Denn bei tatsächlicher Umsetzung würden Schutzsuchende aus Großbritannien (Bevölkerungszahl 67,33 Millionen, Bruttoinlandsprodukt von 3,131 Billionen USD, Platz 18 im Demokratieranking) nach Ruanda (Bevölkerungsanzahl 13,46 Millionen, Bruttoinlandsprodukt von 11,07 Milliarden USD, Platz 128 im Demokratieranking), also in ein deutlich strukturschwächeres Land gebracht werden. Auch das UN-Flüchtlingshilfswerk UNHCR ist der Meinung, dass ein solcher Deal nicht mit der GFK in Einklang zu bringen ist, da es sich hier um eine Verantwortungsverschiebung handelt.
Deutsche Bundesregierung sollte von diesem Irrweg klar Abstand nehmen
Auch in Deutschland nähren einige Politiker*innen mit populistischen Debatten die Illusion, durch Auslagerungsmodelle ließen sich Flucht und Migration verhindern.

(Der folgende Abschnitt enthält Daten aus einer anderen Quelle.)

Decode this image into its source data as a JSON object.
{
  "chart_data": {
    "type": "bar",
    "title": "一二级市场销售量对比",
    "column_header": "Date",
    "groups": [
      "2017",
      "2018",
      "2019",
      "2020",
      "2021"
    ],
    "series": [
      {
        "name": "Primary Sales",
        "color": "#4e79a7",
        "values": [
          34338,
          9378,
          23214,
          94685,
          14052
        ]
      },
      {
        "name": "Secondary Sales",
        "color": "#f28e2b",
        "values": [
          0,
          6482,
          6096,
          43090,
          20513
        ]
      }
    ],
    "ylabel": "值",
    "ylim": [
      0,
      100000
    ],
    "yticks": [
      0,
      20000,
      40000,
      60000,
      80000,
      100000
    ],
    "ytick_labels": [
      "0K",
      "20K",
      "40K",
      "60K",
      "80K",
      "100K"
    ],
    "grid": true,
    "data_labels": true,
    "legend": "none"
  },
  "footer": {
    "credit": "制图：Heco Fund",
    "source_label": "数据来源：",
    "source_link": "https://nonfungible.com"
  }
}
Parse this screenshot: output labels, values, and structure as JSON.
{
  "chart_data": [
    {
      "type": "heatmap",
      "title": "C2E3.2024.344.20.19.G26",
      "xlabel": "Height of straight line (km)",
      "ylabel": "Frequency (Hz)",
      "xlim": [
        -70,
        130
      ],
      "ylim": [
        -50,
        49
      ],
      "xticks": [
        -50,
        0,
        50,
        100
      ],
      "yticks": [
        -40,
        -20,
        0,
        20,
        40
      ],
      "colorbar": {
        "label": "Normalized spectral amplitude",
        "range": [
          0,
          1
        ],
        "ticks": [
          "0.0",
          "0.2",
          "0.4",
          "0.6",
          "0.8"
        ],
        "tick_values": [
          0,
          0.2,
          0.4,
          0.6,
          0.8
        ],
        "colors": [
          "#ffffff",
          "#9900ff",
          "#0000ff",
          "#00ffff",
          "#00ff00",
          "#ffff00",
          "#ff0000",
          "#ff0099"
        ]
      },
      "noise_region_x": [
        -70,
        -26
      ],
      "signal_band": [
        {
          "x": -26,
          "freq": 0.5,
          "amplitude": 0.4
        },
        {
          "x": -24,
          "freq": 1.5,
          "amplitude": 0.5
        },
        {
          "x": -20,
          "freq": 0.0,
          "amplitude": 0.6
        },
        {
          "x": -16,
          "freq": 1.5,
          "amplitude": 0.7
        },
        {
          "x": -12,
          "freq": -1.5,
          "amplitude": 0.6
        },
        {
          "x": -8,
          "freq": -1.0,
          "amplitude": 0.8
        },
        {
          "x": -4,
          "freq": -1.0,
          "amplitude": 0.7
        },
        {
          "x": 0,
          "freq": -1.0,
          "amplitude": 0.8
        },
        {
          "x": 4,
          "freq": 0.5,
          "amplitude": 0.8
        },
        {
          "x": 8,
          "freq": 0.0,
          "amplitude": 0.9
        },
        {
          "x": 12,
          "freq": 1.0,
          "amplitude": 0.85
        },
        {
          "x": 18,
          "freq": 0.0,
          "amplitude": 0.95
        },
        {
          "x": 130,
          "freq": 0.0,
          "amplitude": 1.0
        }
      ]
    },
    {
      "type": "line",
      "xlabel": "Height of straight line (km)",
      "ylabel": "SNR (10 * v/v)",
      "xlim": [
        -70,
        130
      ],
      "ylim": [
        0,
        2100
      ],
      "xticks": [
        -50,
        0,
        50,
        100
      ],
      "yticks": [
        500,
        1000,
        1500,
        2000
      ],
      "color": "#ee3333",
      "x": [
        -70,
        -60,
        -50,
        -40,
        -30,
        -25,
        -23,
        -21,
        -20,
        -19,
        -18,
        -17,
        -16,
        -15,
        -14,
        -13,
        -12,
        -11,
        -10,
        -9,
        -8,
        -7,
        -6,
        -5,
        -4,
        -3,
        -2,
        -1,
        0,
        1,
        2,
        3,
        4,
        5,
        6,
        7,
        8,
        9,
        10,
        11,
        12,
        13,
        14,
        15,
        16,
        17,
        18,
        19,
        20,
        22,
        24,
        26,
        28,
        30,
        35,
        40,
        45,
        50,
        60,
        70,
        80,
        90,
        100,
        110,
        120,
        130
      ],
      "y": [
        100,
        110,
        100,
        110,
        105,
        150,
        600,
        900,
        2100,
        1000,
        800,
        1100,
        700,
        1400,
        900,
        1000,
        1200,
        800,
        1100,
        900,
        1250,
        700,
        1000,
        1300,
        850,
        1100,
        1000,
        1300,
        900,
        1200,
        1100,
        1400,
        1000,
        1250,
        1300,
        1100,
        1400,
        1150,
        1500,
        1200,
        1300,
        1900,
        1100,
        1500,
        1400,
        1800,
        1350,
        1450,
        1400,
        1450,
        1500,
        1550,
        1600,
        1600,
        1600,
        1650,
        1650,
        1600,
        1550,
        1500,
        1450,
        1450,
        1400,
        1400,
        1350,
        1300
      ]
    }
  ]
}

Spätestens seit dem letzten Treffen von Bundeskanzler Olaf Scholz und den Ministerpräsident*innen der Bundesländer im November 2023 und dem dort beschlossenen Prüfauftrag wird erneut über eine mögliche Auslagerung des Flüchtlingsschutzes in Nicht-EU-Staaten diskutiert.
Obwohl solche Ideen weder umsetzbar noch menschenrechtskonform sind, plant die CDU aktuell, die Auslagerung von Asylverfahren in »sichere Drittstaaten« in ihr Grundsatzprogramm aufzunehmen: »Jeder, der in Europa Asyl beantragt, soll in einen sicheren Drittstaat überführt werden und dort ein Verfahren durchlaufen. Im Falle eines positiven Ausgangs wird der sichere Drittstaat dem Antragsteller vor Ort Schutz gewähren«, heißt es in dem Entwurf.
Mit diesem Vorschlag würde das Asylrecht in Europa faktisch abgeschafft. Denn Menschen, die vor Kriegen und Verfolgung fliehen, könnten auf dieser Basis in Deutschland und der Europäischen Union keinen Schutz mehr bekommen. Die Bundesregierung sollte von diesem Irrweg klar Abstand nehmen und sich stattdessen für die Achtung internationaler und europäischer Schutzstandards, für eine effektive Unterstützung der Kommunen und für sichere Fluchtwege einsetzen.